C2. Human Rights, Social Justice, and Cultural Survival
Specific Expectations
C2.1
describe key human rights challenges faced by Indigenous peoples around the world (e.g., loss of ancestral land, including through forcible removal and relocation; inadequate access to resources/services such as traditional food, clean water, and sanitation; use and/or degradation of natural resources on Indigenous territories; inadequate housing; vulnerability to poverty; lower levels of literacy; limited access to health services; forced assimilation; lack of self-determination; lack of government support for Indigenous laws and traditions; inadequate protection of cultural and intellectual property such as environmental knowledge; violence against community members who attempt to defend Indigenous rights; loss of language and/or culture), and explain some connections between human rights, living conditions, and way of life
- What universal rights do Indigenous peoples share with other populations?
- What are some ways in which Indigenous peoples have either faced systemic discrimination or been at a cultural, social, and/or economic disadvantage relative to other populations in the same regions?
- What connection can you make between the right to adequate housing and Indigenous rights to land?
- In what ways do articles 25 to 32 of the United Nations Declaration on the Rights of Indigenous Peoples support the right of Indigenous peoples to own and develop their land and resources? How is this issue related to living conditions and/or way of life?
- What can be done to reduce high energy and food costs in remote communities? How is this a human rights issue?
C2.2
analyse key global developments related to social justice for Indigenous peoples to determine their connection to human rights and cultural survival (e.g., with reference to national governments’ interpretations of the United Nations Declaration on the Rights of Indigenous Peoples, 2007; nation-to-nation protocols and measures for conflict resolution between states and Indigenous peoples; the effects of apologies, truth and reconciliation initiatives, reparations, and recognition of past injustices; efforts to ensure that Indigenous communities have clean water, medical services, and humanitarian relief; the establishment of educational systems that accommodate language rights and support the preservation of Indigenous cultures)
- Which countries can you name that have undertaken truth-seeking and reconciliation efforts regarding their Indigenous populations? What common purpose and processes do these initiatives share? What are some differences?
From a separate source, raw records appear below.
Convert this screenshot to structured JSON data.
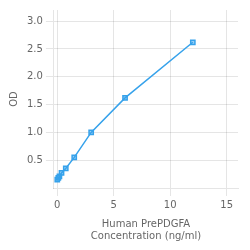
{
  "chart_data": {
    "type": "line",
    "xlabel": "Human PrePDGFA\nConcentration (ng/ml)",
    "ylabel": "OD",
    "x": [
      0,
      0.094,
      0.188,
      0.375,
      0.75,
      1.5,
      3,
      6,
      12
    ],
    "values": [
      0.152,
      0.183,
      0.21,
      0.272,
      0.352,
      0.55,
      1.0,
      1.62,
      2.62
    ],
    "marker": "square",
    "xlim": [
      -0.3,
      16
    ],
    "ylim": [
      0.0,
      3.2
    ],
    "xticks": [
      0,
      5,
      10,
      15
    ],
    "yticks": [
      {
        "value": 0.5,
        "label": "0.5"
      },
      {
        "value": 1.0,
        "label": "1.0"
      },
      {
        "value": 1.5,
        "label": "1.5"
      },
      {
        "value": 2.0,
        "label": "2.0"
      },
      {
        "value": 2.5,
        "label": "2.5"
      },
      {
        "value": 3.0,
        "label": "3.0"
      }
    ],
    "grid": true
  }
}
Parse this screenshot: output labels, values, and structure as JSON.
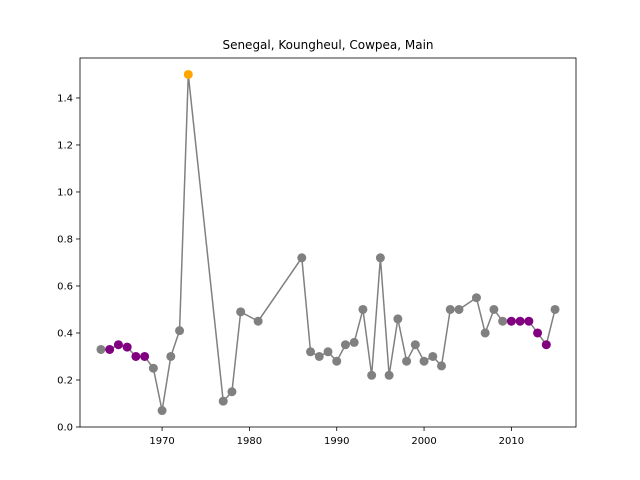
{
  "chart_data": {
    "type": "line",
    "title": "Senegal, Koungheul, Cowpea, Main",
    "xlabel": "",
    "ylabel": "",
    "xlim": [
      1960.6,
      2017.4
    ],
    "ylim": [
      0.0,
      1.57
    ],
    "x_ticks": [
      1970,
      1980,
      1990,
      2000,
      2010
    ],
    "y_ticks": [
      0.0,
      0.2,
      0.4,
      0.6,
      0.8,
      1.0,
      1.2,
      1.4
    ],
    "grid": false,
    "legend": "none",
    "line_color": "#808080",
    "point_colors": {
      "normal": "#808080",
      "low": "#800080",
      "high": "#FFA500"
    },
    "series": [
      {
        "x": [
          1963,
          1964,
          1965,
          1966,
          1967,
          1968,
          1969,
          1970,
          1971,
          1972,
          1973,
          1977,
          1978,
          1979,
          1981,
          1986,
          1987,
          1988,
          1989,
          1990,
          1991,
          1992,
          1993,
          1994,
          1995,
          1996,
          1997,
          1998,
          1999,
          2000,
          2001,
          2002,
          2003,
          2004,
          2006,
          2007,
          2008,
          2009,
          2010,
          2011,
          2012,
          2013,
          2014,
          2015
        ],
        "y": [
          0.33,
          0.33,
          0.35,
          0.34,
          0.3,
          0.3,
          0.25,
          0.07,
          0.3,
          0.41,
          1.5,
          0.11,
          0.15,
          0.49,
          0.45,
          0.72,
          0.32,
          0.3,
          0.32,
          0.28,
          0.35,
          0.36,
          0.5,
          0.22,
          0.72,
          0.22,
          0.46,
          0.28,
          0.35,
          0.28,
          0.3,
          0.26,
          0.5,
          0.5,
          0.55,
          0.4,
          0.5,
          0.45,
          0.45,
          0.45,
          0.45,
          0.4,
          0.35,
          0.5
        ],
        "category": [
          "normal",
          "low",
          "low",
          "low",
          "low",
          "low",
          "normal",
          "normal",
          "normal",
          "normal",
          "high",
          "normal",
          "normal",
          "normal",
          "normal",
          "normal",
          "normal",
          "normal",
          "normal",
          "normal",
          "normal",
          "normal",
          "normal",
          "normal",
          "normal",
          "normal",
          "normal",
          "normal",
          "normal",
          "normal",
          "normal",
          "normal",
          "normal",
          "normal",
          "normal",
          "normal",
          "normal",
          "normal",
          "low",
          "low",
          "low",
          "low",
          "low",
          "normal"
        ]
      }
    ]
  }
}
- In what ways can a dominant culture affect the cultural survival of an Indigenous society? Why is this a social justice issue? Why is it a human rights issue?
C2.3
analyse the role of Indigenous women and children in cultural survival, identifying various factors that necessitate the legal protection of their human rights (e.g., with reference to the transmission of social, economic, and cultural values to future generations; the struggle for Indigenous women’s rights in countries such as Guatemala; gender-based discrimination, exploitation, and violence against Indigenous women and girls; the forced displacement of women and children; loss of community membership for women who marry non-Indigenous partners; the need for women to function as heads of clans and/or the voice of their communities in times of conflict; state-coerced sterilization; missing and murdered Indigenous women and girls)
- In what ways has the displacement of Indigenous women from their traditional territories in southeast Asia affected their way of life, and with what consequences?
- What cultural impact does military conflict have on contemporary Andean Indigenous women raising children in southern Colombia?
- How can the 1989 United Nations Convention on the Rights of the Child help foster dialogue about the work required to support Indigenous children?
- What supports are available in Nicaragua to prevent violence against Indigenous women and girls and/or to address the factors that contribute to violence?
- What public health policy has ignored the reproductive rights of Indigenous women in Peru? How have human rights organizations attempted to seek justice for affected women?
- What role have Indigenous women played with respect to the Dakota Access Pipeline? How is this a human rights issue? How is it a cultural survival issue?